Section IV Operational and Market Risk

OPERATIONAL AND MARKET  RISK

OPERATIONAL RISK

Operational risk is managed on the basis of the three lines of defense approach within the framework of risk management policies approved by the Board of Directors. The Board of Directors issues the risk appetite for operational risk and related limits, and senior management ensures consistent and efficient implementation and maintenance of the operational risk management framework in relation to all activities, processes and products.

First line of defense, composed of business and support areas, is responsible for the primary management of operational risk in the products, activities, processes and systems within the frame of the Bank’s policies and implementation principles.

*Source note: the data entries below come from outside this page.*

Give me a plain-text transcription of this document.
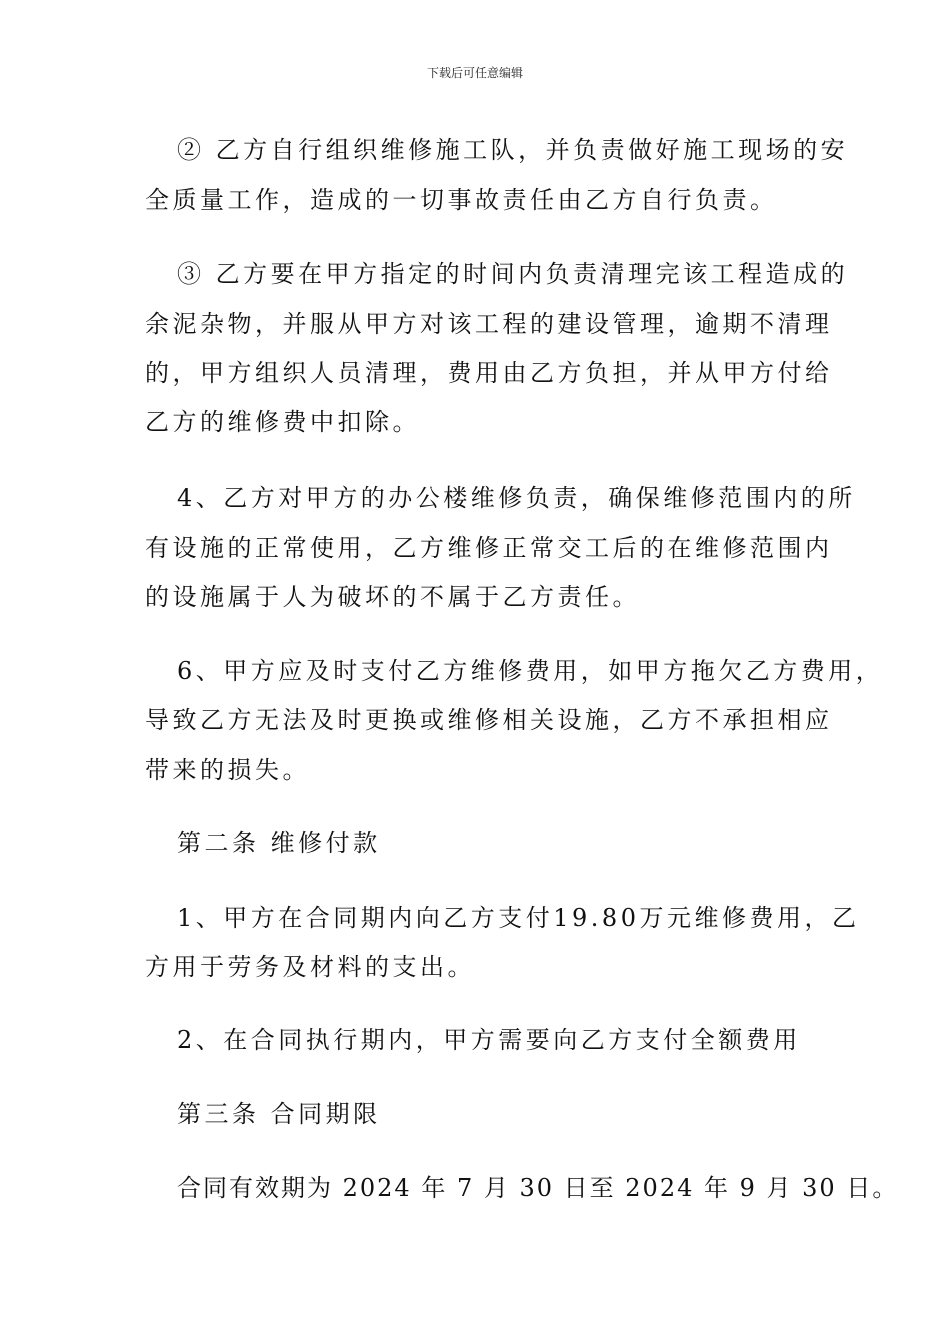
下载后可任意编辑
② 乙方自行组织维修施工队，并负责做好施工现场的安
全质量工作，造成的一切事故责任由乙方自行负责。
③ 乙方要在甲方指定的时间内负责清理完该工程造成的
余泥杂物，并服从甲方对该工程的建设管理，逾期不清理
的，甲方组织人员清理，费用由乙方负担，并从甲方付给
乙方的维修费中扣除。
4、乙方对甲方的办公楼维修负责，确保维修范围内的所
有设施的正常使用，乙方维修正常交工后的在维修范围内
的设施属于人为破坏的不属于乙方责任。
6、甲方应及时支付乙方维修费用，如甲方拖欠乙方费用，
导致乙方无法及时更换或维修相关设施，乙方不承担相应
带来的损失。
第二条 维修付款
1、甲方在合同期内向乙方支付19.80万元维修费用，乙
方用于劳务及材料的支出。
2、在合同执行期内，甲方需要向乙方支付全额费用
第三条 合同期限
合同有效期为 2024 年 7 月 30 日至 2024 年 9 月 30 日。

Second line of defense is fulfilled by the Internal Control Unit, Risk Management and Compliance Department functions, which are independent units that report directly to the Board of Directors. In addition, units that have responsibility in relation to factors with a potential direct and/or indirect impact on the Bank’s general operational risk level (Financial Reporting and Accounting Department, Anti-Fraud Monitoring Department) provide support, to the extent necessary and appropriate, to the second line of defense in the management of operational risks that other units are exposed to in accordance with Article 26 of the Operational Risk Management Guide published by the BRSA. Operational Risk Management that takes place in the second line of defense establishes policy and procedures (loss data, scenario analyses, risk indicators and self-assessment, new product and outsourcing assessment process) as part of operational risk measurement and management, and provides the necessary guidance and coordination for their use. Operational Risk Management uses the data obtained by measurement tools to generate reports.

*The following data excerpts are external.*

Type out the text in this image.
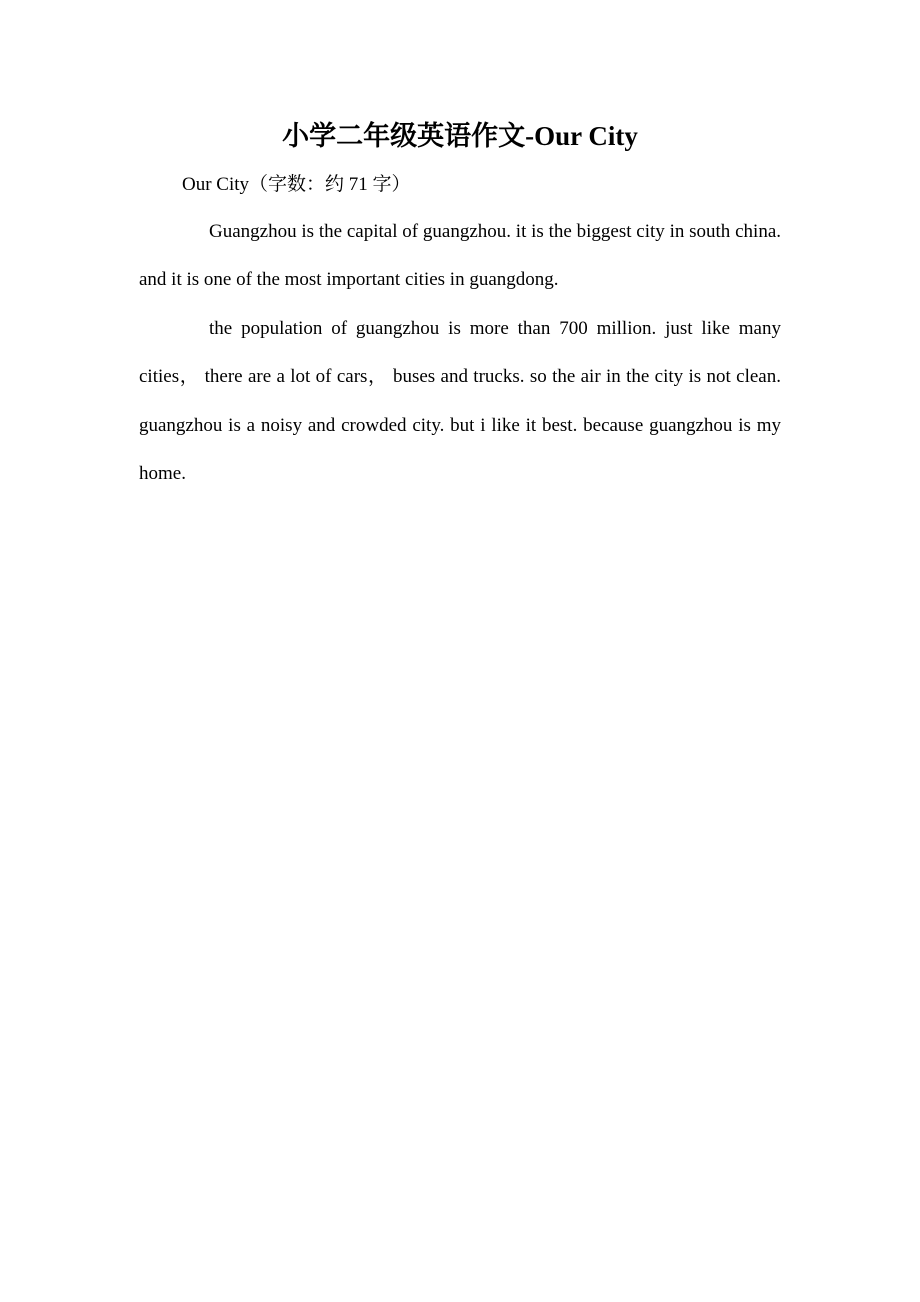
小学二年级英语作文-Our City
Our City（字数：约 71 字）

Guangzhou is the capital of guangzhou. it is the biggest city in south china. and it is one of the most important cities in guangdong.

the population of guangzhou is more than 700 million. just like many cities， there are a lot of cars， buses and trucks. so the air in the city is not clean. guangzhou is a noisy and crowded city. but i like it best. because guangzhou is my home.
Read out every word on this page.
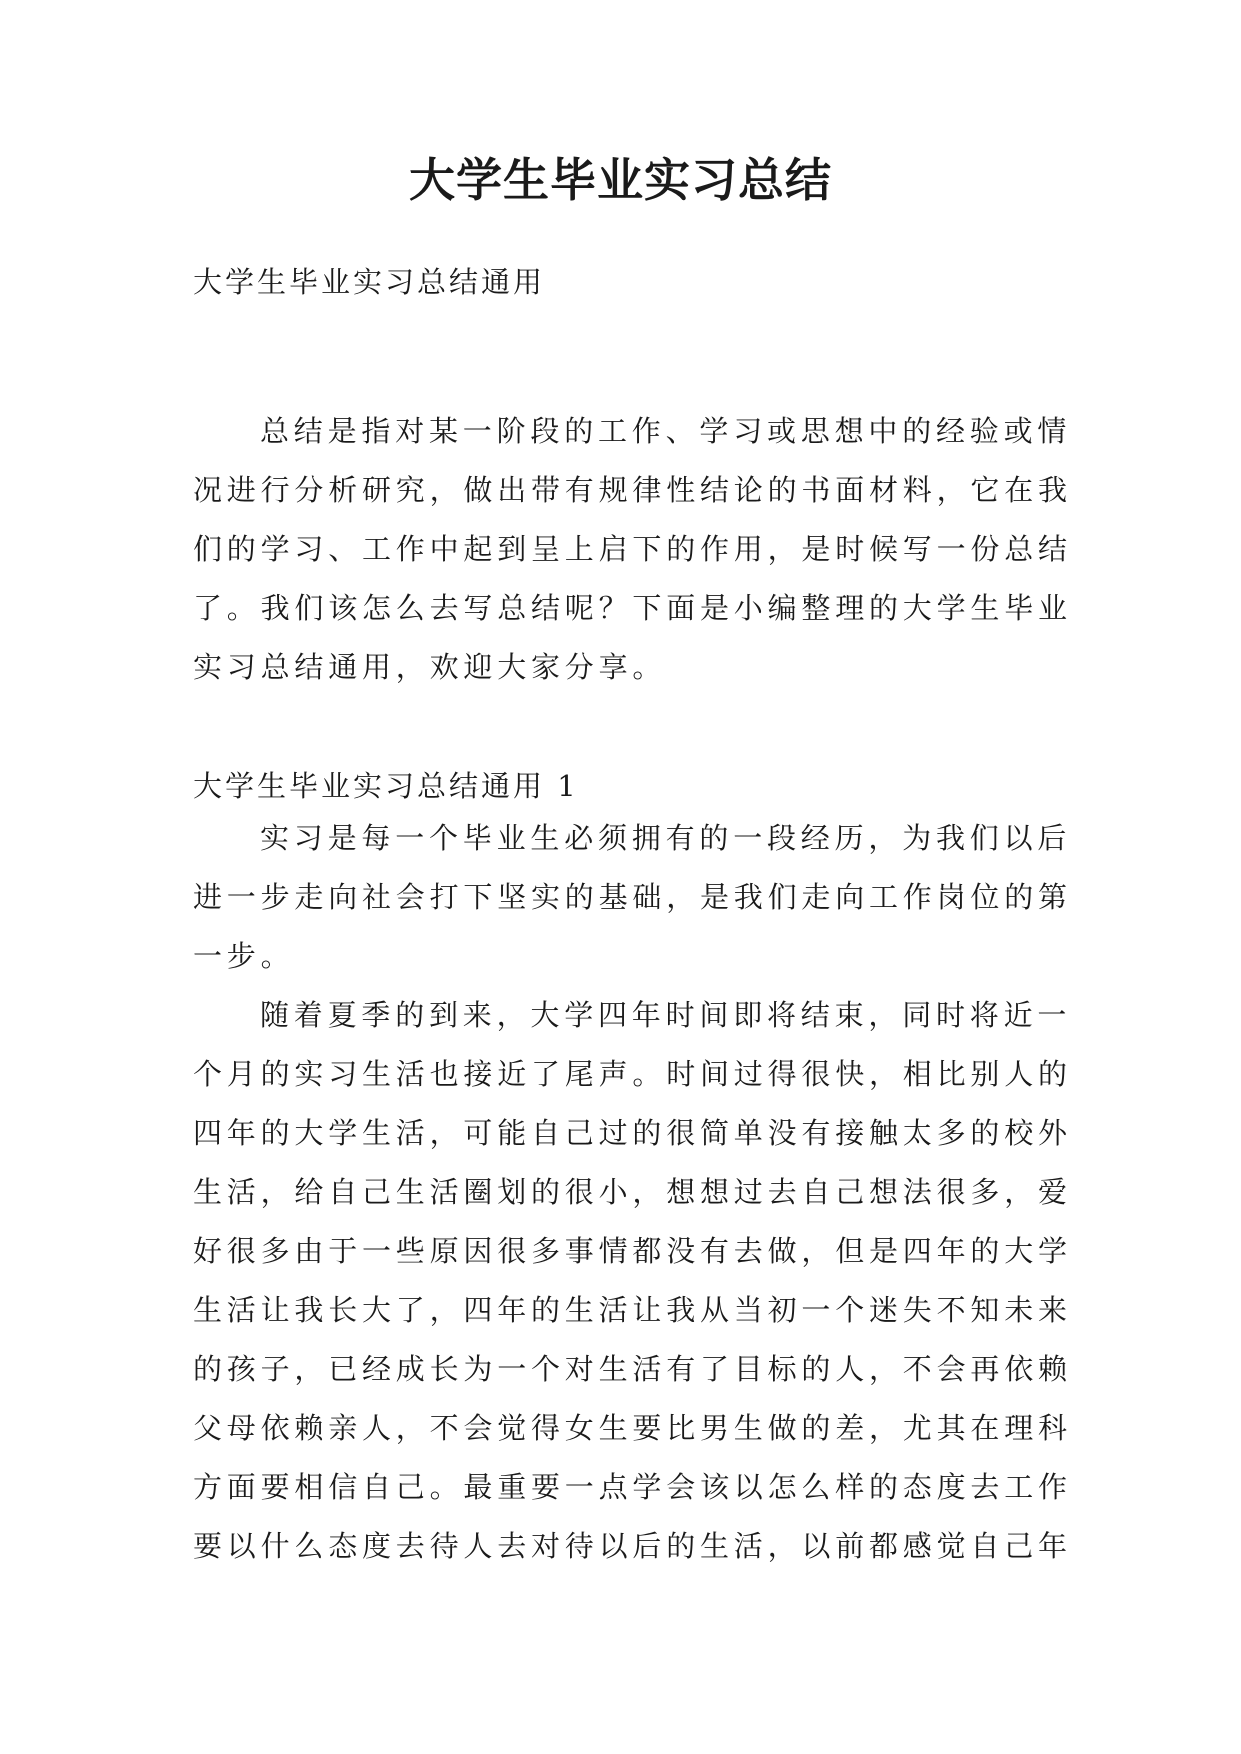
大学生毕业实习总结

大学生毕业实习总结通用

总结是指对某一阶段的工作、学习或思想中的经验或情
况进行分析研究，做出带有规律性结论的书面材料，它在我
们的学习、工作中起到呈上启下的作用，是时候写一份总结
了。我们该怎么去写总结呢？下面是小编整理的大学生毕业
实习总结通用，欢迎大家分享。

大学生毕业实习总结通用 1

实习是每一个毕业生必须拥有的一段经历，为我们以后
进一步走向社会打下坚实的基础，是我们走向工作岗位的第
一步。

随着夏季的到来，大学四年时间即将结束，同时将近一
个月的实习生活也接近了尾声。时间过得很快，相比别人的
四年的大学生活，可能自己过的很简单没有接触太多的校外
生活，给自己生活圈划的很小，想想过去自己想法很多，爱
好很多由于一些原因很多事情都没有去做，但是四年的大学
生活让我长大了，四年的生活让我从当初一个迷失不知未来
的孩子，已经成长为一个对生活有了目标的人，不会再依赖
父母依赖亲人，不会觉得女生要比男生做的差，尤其在理科
方面要相信自己。最重要一点学会该以怎么样的态度去工作
要以什么态度去待人去对待以后的生活，以前都感觉自己年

Third line of defense, e.g. the Internal Audit Department, performs internal audit activities and independently reviews all aspects of operational risk management framework.

The definition of Operational Risk includes the following risk types: Processes, External and Internal Fraud, Technological, Human Resources, Business Practices, Disasters, Suppliers.

MARKET RISK

Market risk is measured in accordance with applicable regulations, Garanti Bank’s policies and procedures, employing internationally accepted methodologies that are aligned with the Bank’s structure, and they are evaluated within a continuously improving structure. Market risk is managed by measuring and limiting risk in accordance with international standards, allocating sufficient capital and minimizing risk through hedging transactions.

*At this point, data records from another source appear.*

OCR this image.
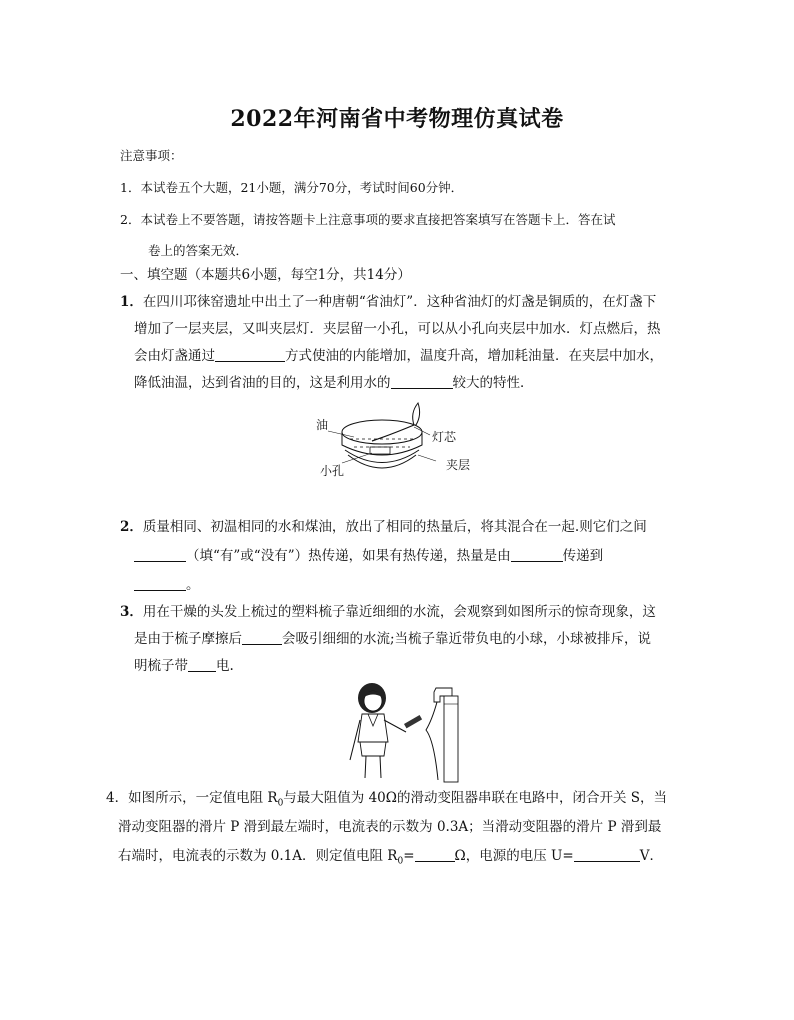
2022年河南省中考物理仿真试卷
注意事项：
1．本试卷五个大题，21小题，满分70分，考试时间60分钟．
2．本试卷上不要答题，请按答题卡上注意事项的要求直接把答案填写在答题卡上．答在试
卷上的答案无效．
一、填空题（本题共6小题，每空1分，共14分）
1．在四川邛徕窑遗址中出土了一种唐朝“省油灯”．这种省油灯的灯盏是铜质的，在灯盏下
增加了一层夹层，又叫夹层灯．夹层留一小孔，可以从小孔向夹层中加水．灯点燃后，热
会由灯盏通过	方式使油的内能增加，温度升高，增加耗油量．在夹层中加水，
降低油温，达到省油的目的，这是利用水的	较大的特性．
油
灯芯
小孔	夹层
2．质量相同、初温相同的水和煤油，放出了相同的热量后，将其混合在一起.则它们之间
（填“有”或“没有”）热传递，如果有热传递，热量是由	传递到
。
3．用在干燥的头发上梳过的塑料梳子靠近细细的水流，会观察到如图所示的惊奇现象，这
是由于梳子摩擦后	会吸引细细的水流;当梳子靠近带负电的小球，小球被排斥，说
明梳子带 电.
4．如图所示，一定值电阻 $R_0$与最大阻值为 40Ω的滑动变阻器串联在电路中，闭合开关 S，当
滑动变阻器的滑片 P 滑到最左端时，电流表的示数为 0.3A；当滑动变阻器的滑片 P 滑到最
右端时，电流表的示数为 0.1A．则定值电阻 $R_0=$	Ω，电源的电压 U=	V．
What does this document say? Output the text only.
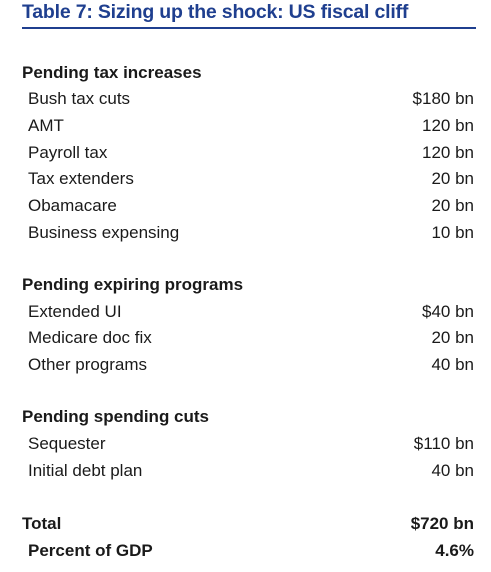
Table 7: Sizing up the shock: US fiscal cliff
Pending tax increases
Bush tax cuts	$180 bn
AMT	120 bn
Payroll tax	120 bn
Tax extenders	20 bn
Obamacare	20 bn
Business expensing	10 bn
Pending expiring programs
Extended UI	$40 bn
Medicare doc fix	20 bn
Other programs	40 bn
Pending spending cuts
Sequester	$110 bn
Initial debt plan	40 bn
Total	$720 bn
Percent of GDP	4.6%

Market risk is defined as the risk Garanti Bank faces due to fluctuations in market prices in relation to the positions it maintains on or off its balance sheet for trading purposes, and is calculated daily using the Value-at-Risk (VaR) model. VaR is a measure of the maximum expected loss in the market value of a portfolio of a certain maturity as a result of market price fluctuations, at a specified probability within a certain confidence interval. VaR is calculated using historical simulation method and two-year historical data at 99% confidence interval. Regular backtesting is conducted to measure the reliability of the VaR model. The model is validated on an annual basis. Market Risk is managed through capital, VaR and stop/loss limits approved by the Board of Directors. Limit levels are determined according to annual profit/loss targets. The limits set are monitored and reported daily by the Market and Structural Risk Department. In order to identify the risks that might arise from major market volatilities, regular stress tests and scenario analyses are conducted using the VaR model.